Clint and the rest of the team needed her. He could not be responsible for her never making it back to them. Lila and Cooper and Nathaniel would lose their Auntie Nat because of him, and he was not about to let that happen.

"Natasha, you will survive. I'll see you again, but in a long time. Promise me that."

"You know I can't make that kind of a promise, Steve," she whispered.

He took her hands in his and responded, "then try your best."

Something like tears began to glaze over her eyes again, but Steve told himself it was just because she was beginning to disappear again. "Damn it Rogers. Who knew the man out of time could turn me into a child?" Her smirk, although only half genuine, made Steve smile.

"Who knew that you would ever take orders from an old man," he laughed breathlessly. "Go, Natasha," Steve insisted again.

Natasha nodded, closing her eyes and taking a deep breath. "Don't get too bored, Steve."

Steve's hands fell slack at his sides.
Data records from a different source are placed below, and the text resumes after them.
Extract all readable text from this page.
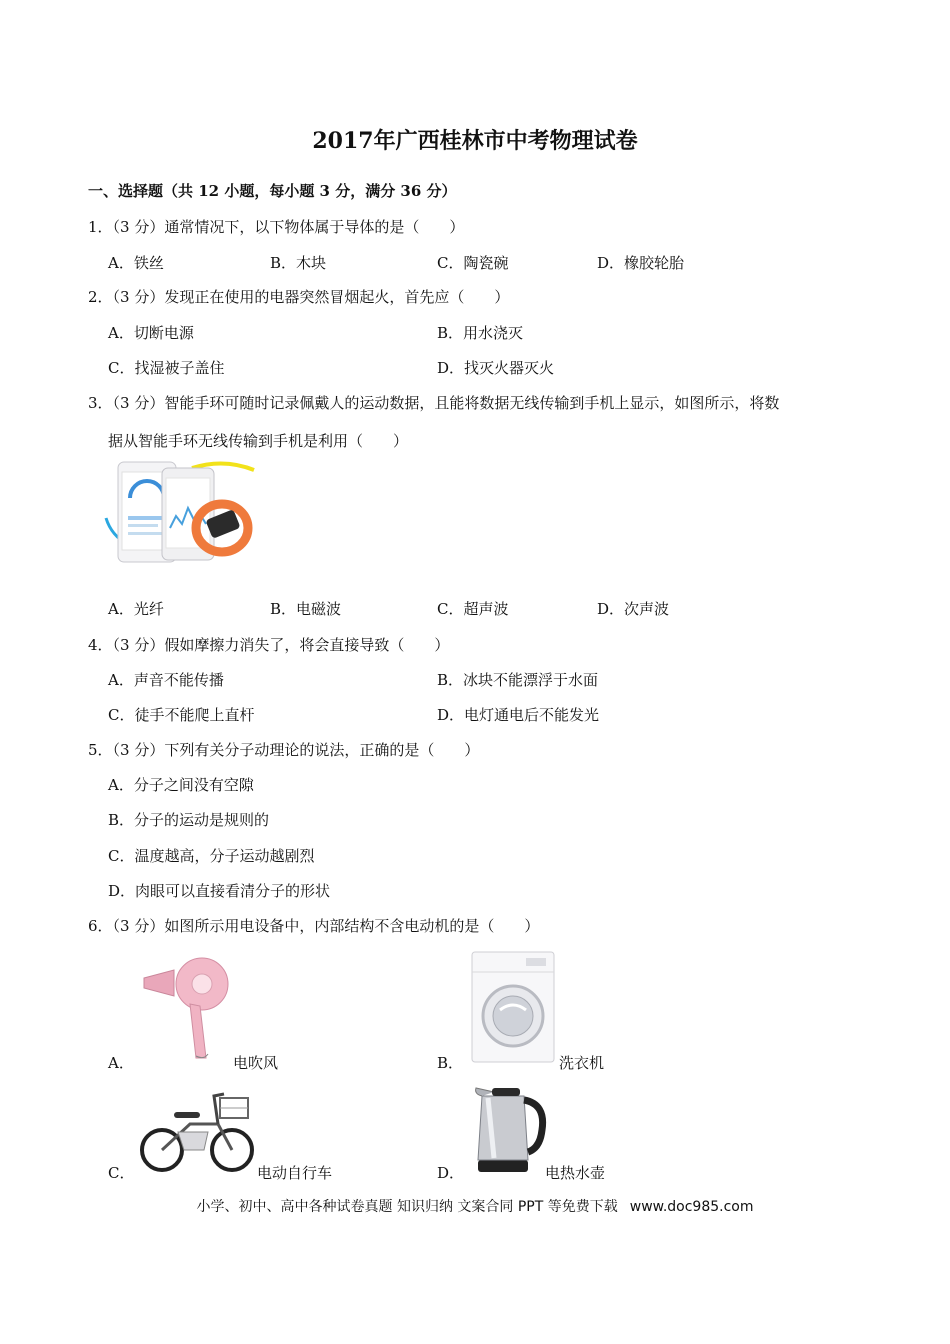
2017年广西桂林市中考物理试卷
一、选择题（共 12 小题，每小题 3 分，满分 36 分）
1．（3 分）通常情况下，以下物体属于导体的是（　　）
A．铁丝	B．木块	C．陶瓷碗	D．橡胶轮胎
2．（3 分）发现正在使用的电器突然冒烟起火，首先应（　　）
A．切断电源	B．用水浇灭
C．找湿被子盖住	D．找灭火器灭火
3．（3 分）智能手环可随时记录佩戴人的运动数据，且能将数据无线传输到手机上显示，如图所示，将数
据从智能手环无线传输到手机是利用（　　）
A．光纤	B．电磁波	C．超声波	D．次声波
4．（3 分）假如摩擦力消失了，将会直接导致（　　）
A．声音不能传播	B．冰块不能漂浮于水面
C．徒手不能爬上直杆	D．电灯通电后不能发光
5．（3 分）下列有关分子动理论的说法，正确的是（　　）
A．分子之间没有空隙
B．分子的运动是规则的
C．温度越高，分子运动越剧烈
D．肉眼可以直接看清分子的形状
6．（3 分）如图所示用电设备中，内部结构不含电动机的是（　　）
A．	电吹风	B．	洗衣机
C．	电动自行车	D．	电热水壶
小学、初中、高中各种试卷真题 知识归纳 文案合同 PPT 等免费下载 www.doc985.com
She was gone.


The light was blinding. She blinked her eyes slowly as the world came into focus. Yelling flooded her ears and a dull pain began to reside in her left leg. Ever single breath she took as if she had been stabbed. She moved her head slightly to make sure that there was in fact no knife sticking grotesquely out of her ribs.

"Natasha, stay with us," a voice ordered.
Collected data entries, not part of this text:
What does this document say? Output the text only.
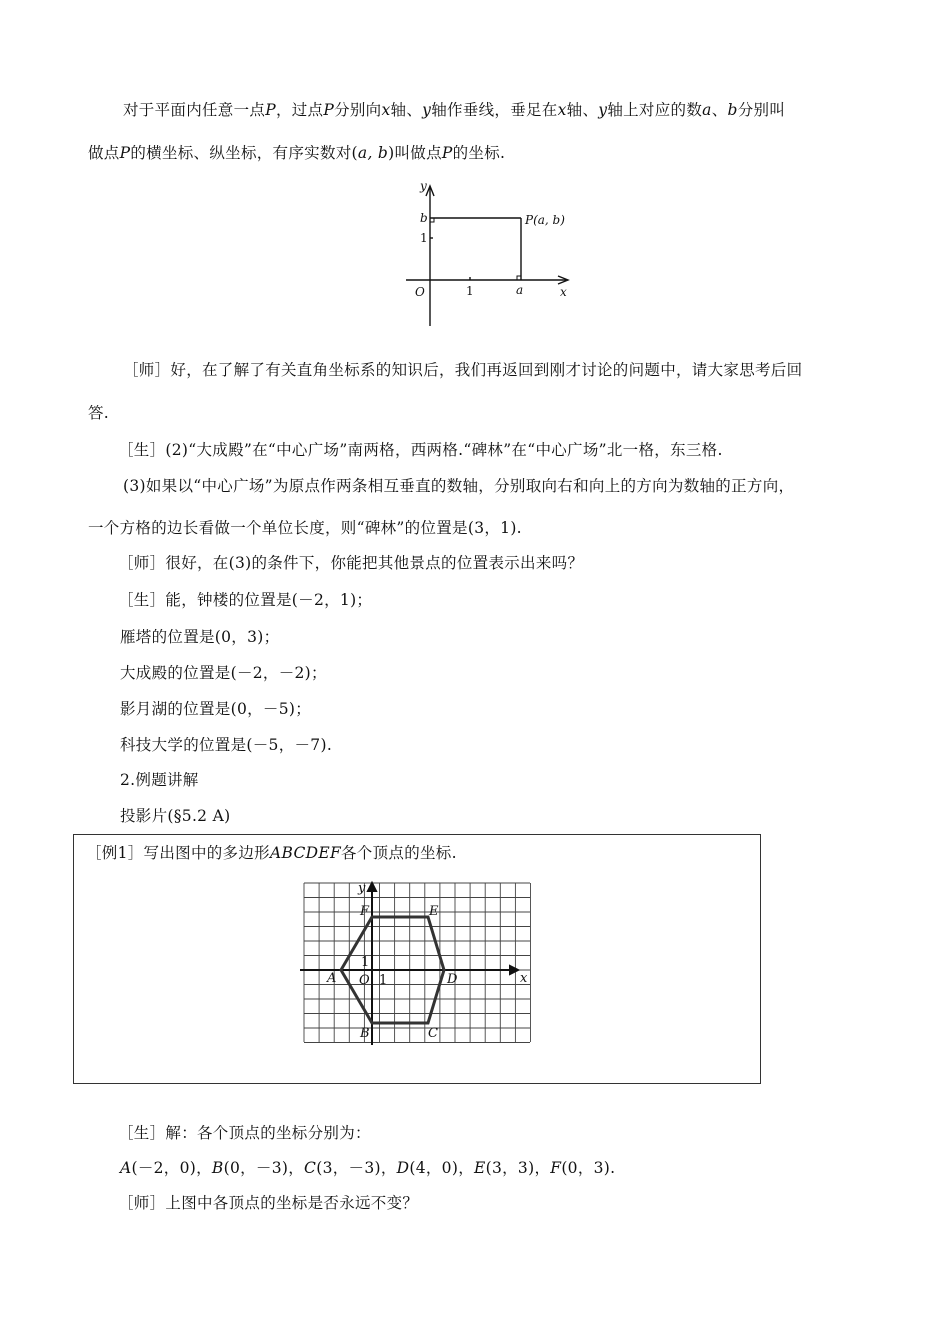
对于平面内任意一点P，过点P分别向x轴、y轴作垂线，垂足在x轴、y轴上对应的数a、b分别叫
做点P的横坐标、纵坐标，有序实数对(a, b)叫做点P的坐标.
y
x
O	a
b	P(a, b)
1
1
［师］好，在了解了有关直角坐标系的知识后，我们再返回到刚才讨论的问题中，请大家思考后回
答.
［生］(2)“大成殿”在“中心广场”南两格，西两格.“碑林”在“中心广场”北一格，东三格.
(3)如果以“中心广场”为原点作两条相互垂直的数轴，分别取向右和向上的方向为数轴的正方向，
一个方格的边长看做一个单位长度，则“碑林”的位置是(3，1).
［师］很好，在(3)的条件下，你能把其他景点的位置表示出来吗？
［生］能，钟楼的位置是(－2，1)；
雁塔的位置是(0，3)；
大成殿的位置是(－2，－2)；
影月湖的位置是(0，－5)；
科技大学的位置是(－5，－7).
2.例题讲解
投影片(§5.2 A)
［例1］写出图中的多边形ABCDEF各个顶点的坐标.
y
x
O
A
B	C
D
E
F
1
1
［生］解：各个顶点的坐标分别为：
A(－2，0)，B(0，－3)，C(3，－3)，D(4，0)，E(3，3)，F(0，3).
［师］上图中各顶点的坐标是否永远不变？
She turned slowly, her blood-crusted hair getting caught on the torn leather of her black catsuit that had become sticky and dark red with her blood. A steady flow of cool air was going into her mouth from an oxygen mask that was affixed over her head. As she breathed in and out, small spots of fog showed up on the mask. Clint was holding her hand with a light grasp. A pained expression was set upon his face.

"Steve," Natasha whispered, voice muffled through the mask. She could see him, right in front of her. Staring at her with his ice blue eyes, as if she were the only person in the world.

But he was dead, she knew that. Then why did she feel as if she had just seen him? Spoken to him? "Where's Steve?"

"Sh, don't talk. Nat, he's gone, you know that."

"Scalpel," one of the doctors ordered, followed by a chink of metal. They looked to Clint as he talked to Natasha. "Are you sure that you should be in here? The waiting room is right outside-"

"Let me stop you there. If you want me out, you will have to man handle me out of this room and then you can have more operations to perform," Clint threatened. The doctors quickly looked the other way and continued their work.

"I thought I saw him," she stated, trying to make her earlier point clear.

"You've lost a lot of blood, Natasha. You scared me. A minute ago, you flatlined."

Natasha bit back a wince as she felt the bones in her leg move. Spots danced in front of her eyes even through the heavy anesthetic as the doctor pulled out what appeared to be a large piece of shrapnel. Or bone. At this point, she really had no idea. The serum did a good job of keeping her alive, but that fact worked two ways. Sure, she was alive, but anesthetic only worked in large quantities for so long. "We need an X-ray table," one of the doctor mentioned and a nurse practically flew out the door.

"We need another transfusion bag!" a different nurse yelled, sending the room into a higher state of chaos. Clint's grip on her hand tightened.